It may take more than technical expertise to convince senior management that today's successful CIO will be a good choice for tomorrow's CEO.
In Singapore, responses are mixed and companies are not overly confident that a CIO can become tomorrow's CEO.
This is the gist of a report by The Economist Intelligence Unit (EIU), commissioned by Hitachi Data Systems. The report, titled 'The Future for CIOs: Which Way Is Up?', surveyed 1,000 senior executives from 13 countries across Asia Pacific, including Australia, China, Hong Kong, India, New Zealand, South Korea, Taiwan and six members of the Association of Southeast Asian Nations (ASEAN).
The survey findings revealed that the modern CIO has a strategic role that goes beyond just managing the IT function in majority of organisations (89 percent). In addition, the majority of respondents (84 percent) agree that the CIO should be involved in all business-critical decisions at an early stage.
Going beyond the CIO level will be difficult
"This research shows that CIOs are well-respected by the business, particularly during the past year, when they helped firms cut costs by being more efficient. Looking forward, CIOs need to take the next step and contribute to business growth by developing new products or services and generating revenue," said Neville Vincent, senior vice president and general manager, Asia Pacific, HDS. "66 percent of respondents believe that the CIO should be a potential candidate for succeeding the CEO - so there are already noticeable cracks in the glass ceiling."
CIOs and other IT executives seem to be aware of the areas where they will be required to deliver. However, they may underestimate the skills and experience needed to achieve this.
In Singapore, 91 percent of respondents feel that CIOs should have final decision making authority on all IT expenditure, and that they should also be involved in business-critical decisions at an early stage.
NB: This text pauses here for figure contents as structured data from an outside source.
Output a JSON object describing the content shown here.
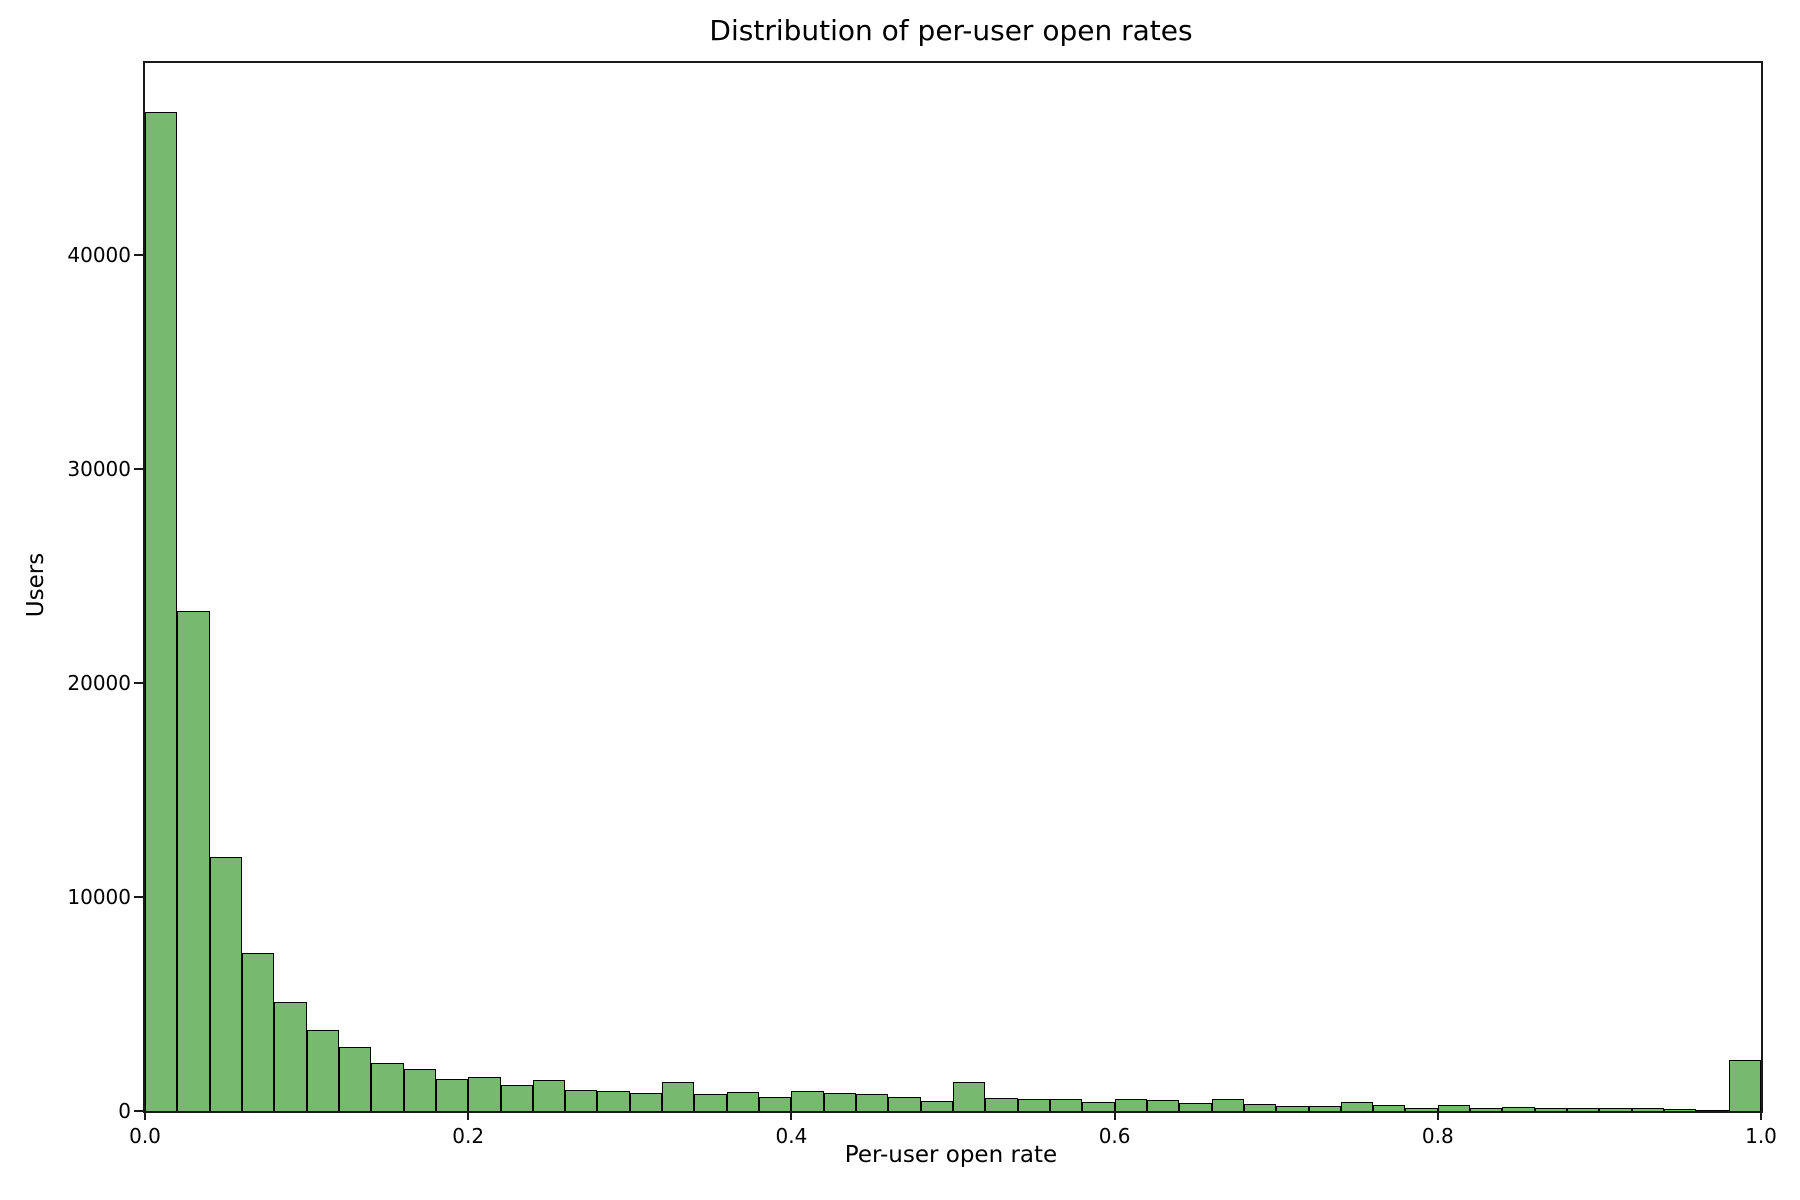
{
  "figure": {
    "title": "Distribution of per-user open rates",
    "xlabel": "Per-user open rate",
    "ylabel": "Users",
    "background_color": "#ffffff",
    "spine_color": "#1a1a1a"
  },
  "chart_data": {
    "type": "bar",
    "subtype": "histogram",
    "title": "Distribution of per-user open rates",
    "xlabel": "Per-user open rate",
    "ylabel": "Users",
    "bin_start": 0.0,
    "bin_width": 0.02,
    "n_bins": 50,
    "values": [
      46700,
      23400,
      11900,
      7400,
      5100,
      3800,
      3000,
      2250,
      1950,
      1500,
      1600,
      1200,
      1450,
      1000,
      950,
      850,
      1380,
      780,
      880,
      650,
      950,
      850,
      780,
      640,
      460,
      1350,
      620,
      560,
      550,
      400,
      570,
      520,
      370,
      560,
      310,
      250,
      250,
      400,
      300,
      150,
      280,
      120,
      200,
      120,
      120,
      120,
      120,
      100,
      60,
      2380
    ],
    "xlim": [
      0.0,
      1.0
    ],
    "ylim": [
      0,
      49000
    ],
    "x_ticks": [
      0.0,
      0.2,
      0.4,
      0.6,
      0.8,
      1.0
    ],
    "x_tick_labels": [
      "0.0",
      "0.2",
      "0.4",
      "0.6",
      "0.8",
      "1.0"
    ],
    "y_ticks": [
      0,
      10000,
      20000,
      30000,
      40000
    ],
    "y_tick_labels": [
      "0",
      "10000",
      "20000",
      "30000",
      "40000"
    ],
    "bar_color": "#76b96f",
    "bar_edge_color": "#000000",
    "grid": false,
    "legend": null
  }
}
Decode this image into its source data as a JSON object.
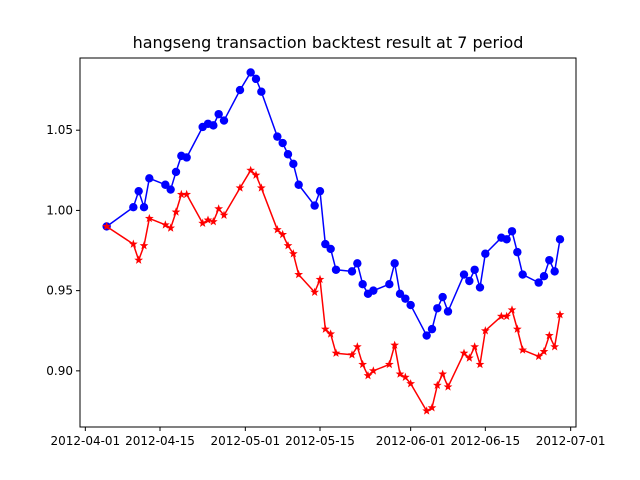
{
  "chart_data": {
    "type": "line",
    "title": "hangseng transaction backtest result at 7 period",
    "xlabel": "",
    "ylabel": "",
    "grid": false,
    "x_axis_type": "date",
    "xlim": [
      "2012-03-31",
      "2012-07-02"
    ],
    "ylim": [
      0.865,
      1.095
    ],
    "x_ticks": [
      "2012-04-01",
      "2012-04-15",
      "2012-05-01",
      "2012-05-15",
      "2012-06-01",
      "2012-06-15",
      "2012-07-01"
    ],
    "y_ticks": [
      0.9,
      0.95,
      1.0,
      1.05
    ],
    "y_tick_labels": [
      "0.90",
      "0.95",
      "1.00",
      "1.05"
    ],
    "x": [
      "2012-04-05",
      "2012-04-10",
      "2012-04-11",
      "2012-04-12",
      "2012-04-13",
      "2012-04-16",
      "2012-04-17",
      "2012-04-18",
      "2012-04-19",
      "2012-04-20",
      "2012-04-23",
      "2012-04-24",
      "2012-04-25",
      "2012-04-26",
      "2012-04-27",
      "2012-04-30",
      "2012-05-02",
      "2012-05-03",
      "2012-05-04",
      "2012-05-07",
      "2012-05-08",
      "2012-05-09",
      "2012-05-10",
      "2012-05-11",
      "2012-05-14",
      "2012-05-15",
      "2012-05-16",
      "2012-05-17",
      "2012-05-18",
      "2012-05-21",
      "2012-05-22",
      "2012-05-23",
      "2012-05-24",
      "2012-05-25",
      "2012-05-28",
      "2012-05-29",
      "2012-05-30",
      "2012-05-31",
      "2012-06-01",
      "2012-06-04",
      "2012-06-05",
      "2012-06-06",
      "2012-06-07",
      "2012-06-08",
      "2012-06-11",
      "2012-06-12",
      "2012-06-13",
      "2012-06-14",
      "2012-06-15",
      "2012-06-18",
      "2012-06-19",
      "2012-06-20",
      "2012-06-21",
      "2012-06-22",
      "2012-06-25",
      "2012-06-26",
      "2012-06-27",
      "2012-06-28",
      "2012-06-29"
    ],
    "series": [
      {
        "color": "#0000ff",
        "marker": "circle",
        "values": [
          0.99,
          1.002,
          1.012,
          1.002,
          1.02,
          1.016,
          1.013,
          1.024,
          1.034,
          1.033,
          1.052,
          1.054,
          1.053,
          1.06,
          1.056,
          1.075,
          1.086,
          1.082,
          1.074,
          1.046,
          1.042,
          1.035,
          1.029,
          1.016,
          1.003,
          1.012,
          0.979,
          0.976,
          0.963,
          0.962,
          0.967,
          0.954,
          0.948,
          0.95,
          0.954,
          0.967,
          0.948,
          0.945,
          0.941,
          0.922,
          0.926,
          0.939,
          0.946,
          0.937,
          0.96,
          0.956,
          0.963,
          0.952,
          0.973,
          0.983,
          0.982,
          0.987,
          0.974,
          0.96,
          0.955,
          0.959,
          0.969,
          0.962,
          0.982
        ]
      },
      {
        "color": "#ff0000",
        "marker": "star",
        "values": [
          0.99,
          0.979,
          0.969,
          0.978,
          0.995,
          0.991,
          0.989,
          0.999,
          1.01,
          1.01,
          0.992,
          0.994,
          0.993,
          1.001,
          0.997,
          1.014,
          1.025,
          1.022,
          1.014,
          0.988,
          0.985,
          0.978,
          0.973,
          0.96,
          0.949,
          0.957,
          0.926,
          0.923,
          0.911,
          0.91,
          0.915,
          0.904,
          0.897,
          0.9,
          0.904,
          0.916,
          0.898,
          0.896,
          0.892,
          0.875,
          0.877,
          0.891,
          0.898,
          0.89,
          0.911,
          0.908,
          0.915,
          0.904,
          0.925,
          0.934,
          0.934,
          0.938,
          0.926,
          0.913,
          0.909,
          0.912,
          0.922,
          0.915,
          0.935
        ]
      }
    ]
  }
}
According to CEOs, the top three areas where CIOs should develop their skills are: a greater understanding of the business (41 percent); the ability to think strategically (26 percent); and an awareness of broader industry developments (23 percent). However, none of the following feature at the top of the CIOs' own development goals: demonstrating business case for IT investment (28 percent); technical skills to integrate new technologies (24 percent) and knowledge of emerging technologies (23 percent).
James Chambers, senior editor of The EIU said, "CIOs have earned the right to be considered a candidate for CEO, alongside with their C-level counterparts, but it will take more to secure the top job. Ambitious candidates will need to take the initiative to develop their own knowledge and spend time in other parts of the business as they explore ways of creating a competitive edge for their organisations."